Without changing your straight knee posture, bend your hips until your torso is almost parallel to the floor. Hold, then push your hips forward, tightly clenching your glutes to return to the starting position.
2. One Arm Swing
The second type of dumbbell exercise is the one arm swing. This movement is done by standing with your feet shoulder width apart, your toes pointing slightly outward, and your knees slightly bent. Hold a dumbbell in one hand, directly in front of your hips. Hold the other arm straight, parallel to the floor.
Push your hips back and bend at the waist, keeping the dumbbells close to your body. Puff out your chest and keep your core strong and your back straight. After that, push your hips forward and tighten your glutes to swing the dumbbells up through the front of your body. Then lower the dumbbells back to the starting position.
3. Cross Body Hammer Curl
The third type of dumbbell exercise is the cross body hammer curl. The trick is to hold a pair of dumbbells and extend your arms fully down at your sides. Maintain an upright posture with palms facing the body.
Begin to slowly lift the dumbbells across the body to the opposite shoulder. Be sure to keep your palms pointing inward and tighten your biceps in a peak position. Pause briefly, and lower slowly back to the starting position.
4. Dumbbell Shoulder Press
The fourth type of dumbbell exercise is the dumbbell shoulder press. To begin, grab a pair of dumbbells and raise them to shoulder height with both arms bent and palms facing outwards.
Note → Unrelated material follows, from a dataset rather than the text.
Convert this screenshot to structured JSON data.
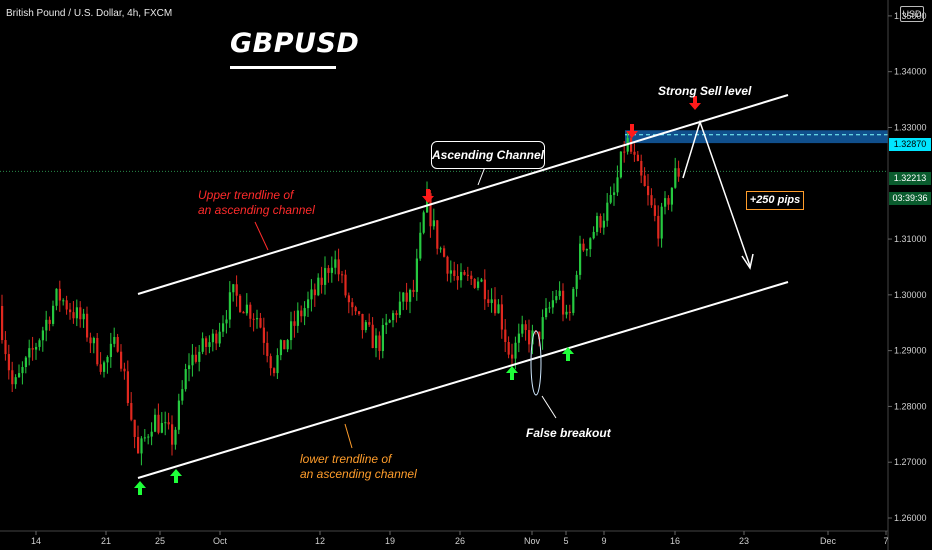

Stand straight with feet shoulder width apart. Then push the dumbbells above your head until your arms are straight up. Pause for a moment, then lower the weight slowly back to the starting position.
5. Goblet Squat
The next type of dumbbell exercise is the goblet squat.
The trick, stands with your feet set wider than shoulder-width apart and holding dumbbells with both hands in front of your chest. Then move your body down until you are in a squat position. Then climb back up to a standing position.
Well, you can practice it while at home, I hope it’s useful.